Eine Richterin des Bezirksgerichts Den Haag, die sich im Fall des Absturzes von Flug MH17 öffentlich mit Kritik zu den Schlussfolgerungen der niederländischen Staatsanwaltschaft äußerte, ist zurückgetreten, berichtet der Niederländische Rundfunk.
Nach Angaben des Fernsehsenders bezeichnete sie die Hypothese des niederländischen Sicherheitsrates und der Staatsanwaltschaft in dem Fall als "absichtliche Vertuschung" und in einigen Punkten sogar als "Manipulation und Lüge".
Der Bruder der Richterin ist Autor eines Buches, in dem er behauptet, dass die malaysische Boeing nicht von einer russischen Rakete abgeschossen wurde. Die Frau verteilte die Bücher an die Richter und Staatsanwälte, die mit dem Fall Flug MH17 befasst waren. Dafür wurde sie vom Obersten Gerichtshof schriftlich gerügt, da ihr Verhalten "das Vertrauen in die Autorität der Justiz untergraben" habe. Außerdem wurde sie aus der Abteilung des Bezirksgerichts für Strafsachen in eine andere Abteilung versetzt. Daraufhin trat die Richterin zurück.
Die malaysische Boeing MH17 stürzte am 17. Juli 2014 auf dem Flug von Amsterdam nach Kuala Lumpur in der Nähe von Donezk ab. An Bord befanden sich 298 Menschen, die alle starben. Kiew machte sofort die Miliz der Volksrepublik Donezk für den Absturz verantwortlich, die jedoch nach eigenen Angaben nicht über die Mittel verfügte, um das Flugzeug in einer solchen Höhe abzuschießen.

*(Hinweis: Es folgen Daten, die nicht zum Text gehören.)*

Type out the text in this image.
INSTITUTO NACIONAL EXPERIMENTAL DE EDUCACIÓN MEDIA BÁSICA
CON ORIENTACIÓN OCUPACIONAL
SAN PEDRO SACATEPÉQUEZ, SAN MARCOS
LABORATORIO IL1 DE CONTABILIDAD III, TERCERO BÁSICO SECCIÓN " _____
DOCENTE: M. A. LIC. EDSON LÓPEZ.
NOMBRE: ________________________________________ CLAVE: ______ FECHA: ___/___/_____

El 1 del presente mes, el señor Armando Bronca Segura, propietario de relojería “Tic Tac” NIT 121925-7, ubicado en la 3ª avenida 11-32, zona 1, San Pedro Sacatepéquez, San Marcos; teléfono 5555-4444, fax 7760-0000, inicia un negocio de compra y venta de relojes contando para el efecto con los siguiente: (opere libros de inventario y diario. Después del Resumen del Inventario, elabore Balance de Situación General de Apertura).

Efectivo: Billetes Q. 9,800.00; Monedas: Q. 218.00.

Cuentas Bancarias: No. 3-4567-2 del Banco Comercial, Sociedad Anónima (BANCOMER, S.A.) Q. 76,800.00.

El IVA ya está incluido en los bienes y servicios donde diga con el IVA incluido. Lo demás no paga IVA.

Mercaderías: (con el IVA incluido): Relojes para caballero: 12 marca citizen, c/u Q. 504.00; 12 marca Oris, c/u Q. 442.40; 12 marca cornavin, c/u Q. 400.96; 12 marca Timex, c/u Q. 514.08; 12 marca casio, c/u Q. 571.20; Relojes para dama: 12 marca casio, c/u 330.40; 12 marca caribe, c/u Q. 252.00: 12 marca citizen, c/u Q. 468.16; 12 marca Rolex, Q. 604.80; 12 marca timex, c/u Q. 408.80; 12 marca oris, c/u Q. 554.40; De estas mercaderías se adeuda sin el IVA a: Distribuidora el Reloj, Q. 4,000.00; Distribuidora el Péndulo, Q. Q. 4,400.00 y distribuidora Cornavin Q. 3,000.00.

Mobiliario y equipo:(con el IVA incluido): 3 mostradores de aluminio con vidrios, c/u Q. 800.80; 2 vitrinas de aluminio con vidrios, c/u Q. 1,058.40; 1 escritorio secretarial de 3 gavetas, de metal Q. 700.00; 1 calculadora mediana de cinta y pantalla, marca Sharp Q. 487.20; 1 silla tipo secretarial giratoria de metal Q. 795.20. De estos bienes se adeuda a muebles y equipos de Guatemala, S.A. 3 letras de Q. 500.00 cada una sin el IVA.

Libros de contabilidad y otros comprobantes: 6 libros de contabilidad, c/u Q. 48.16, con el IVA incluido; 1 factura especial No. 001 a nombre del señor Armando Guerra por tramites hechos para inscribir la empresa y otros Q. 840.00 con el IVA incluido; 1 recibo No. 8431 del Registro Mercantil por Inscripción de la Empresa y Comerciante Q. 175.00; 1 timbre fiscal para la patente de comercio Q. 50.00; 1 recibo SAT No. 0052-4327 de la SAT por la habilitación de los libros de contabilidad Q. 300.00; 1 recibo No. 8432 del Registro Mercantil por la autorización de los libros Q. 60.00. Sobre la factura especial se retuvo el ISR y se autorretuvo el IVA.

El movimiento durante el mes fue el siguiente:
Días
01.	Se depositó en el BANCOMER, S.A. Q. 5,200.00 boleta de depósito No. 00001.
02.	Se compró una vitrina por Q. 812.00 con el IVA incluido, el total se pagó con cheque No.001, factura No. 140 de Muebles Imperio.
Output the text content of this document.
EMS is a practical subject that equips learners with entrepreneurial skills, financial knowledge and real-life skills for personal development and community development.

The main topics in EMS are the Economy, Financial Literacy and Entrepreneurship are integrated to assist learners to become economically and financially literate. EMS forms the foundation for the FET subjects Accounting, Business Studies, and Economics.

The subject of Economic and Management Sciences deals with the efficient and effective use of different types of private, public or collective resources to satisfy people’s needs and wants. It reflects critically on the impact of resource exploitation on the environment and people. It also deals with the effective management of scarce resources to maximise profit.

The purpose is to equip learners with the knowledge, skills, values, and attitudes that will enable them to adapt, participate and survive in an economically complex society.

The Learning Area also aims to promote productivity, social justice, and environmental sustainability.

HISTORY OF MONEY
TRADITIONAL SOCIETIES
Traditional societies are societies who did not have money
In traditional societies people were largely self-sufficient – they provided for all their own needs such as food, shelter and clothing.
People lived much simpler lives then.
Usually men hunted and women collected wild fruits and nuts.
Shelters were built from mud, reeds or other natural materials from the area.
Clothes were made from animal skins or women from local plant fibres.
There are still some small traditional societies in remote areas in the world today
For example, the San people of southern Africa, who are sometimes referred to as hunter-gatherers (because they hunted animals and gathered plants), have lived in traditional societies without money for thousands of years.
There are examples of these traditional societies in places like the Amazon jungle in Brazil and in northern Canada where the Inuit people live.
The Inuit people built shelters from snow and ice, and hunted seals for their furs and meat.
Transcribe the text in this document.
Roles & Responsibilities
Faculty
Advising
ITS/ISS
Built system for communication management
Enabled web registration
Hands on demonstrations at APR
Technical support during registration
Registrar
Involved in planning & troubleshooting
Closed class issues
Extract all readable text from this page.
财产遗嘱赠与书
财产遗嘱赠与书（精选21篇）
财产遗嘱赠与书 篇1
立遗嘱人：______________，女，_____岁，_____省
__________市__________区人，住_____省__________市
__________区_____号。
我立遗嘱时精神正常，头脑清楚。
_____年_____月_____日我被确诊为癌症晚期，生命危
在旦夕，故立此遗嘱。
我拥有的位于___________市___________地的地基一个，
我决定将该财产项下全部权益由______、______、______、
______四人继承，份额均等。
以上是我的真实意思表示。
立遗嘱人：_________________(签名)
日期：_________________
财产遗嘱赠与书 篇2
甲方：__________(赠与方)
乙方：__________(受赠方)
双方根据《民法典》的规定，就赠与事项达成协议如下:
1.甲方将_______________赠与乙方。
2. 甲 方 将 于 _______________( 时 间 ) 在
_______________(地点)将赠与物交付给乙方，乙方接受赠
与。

Der MH17-Prozess fand zwischen 2020 und 2022 vor dem Bezirksgericht Den Haag statt. Die Russen Igor Girkin, Sergei Dubinski, Oleg Pulatow und der Ukrainer Leonid Chartschenko wurden beschuldigt, an dem Absturz beteiligt gewesen zu sein. Die Untersuchung wurde von einer gemeinsamen Ermittlungskommission unter Leitung der niederländischen Generalstaatsanwaltschaft durchgeführt. Russland war nicht beteiligt.
Den Ermittlungen zufolge wurde die Boeing von einem von Milizen kontrollierten Gebiet aus mit einem Buk-Flugabwehrraketensystem abgeschossen, das der 53. Flugabwehrraketenbrigade aus Kursk gehört habe. Es wurde angeblich aus Russland geliefert und dann zurückgebracht. Russland übergab den Niederlanden Radardaten sowie Unterlagen, aus denen hervorging, dass die Rakete, die die Boeing traf, der Ukraine gehörte und von dem von Kiew kontrollierten Gebiet aus abgeschossen wurde, aber diese Informationen wurden von den Ermittlern ignoriert.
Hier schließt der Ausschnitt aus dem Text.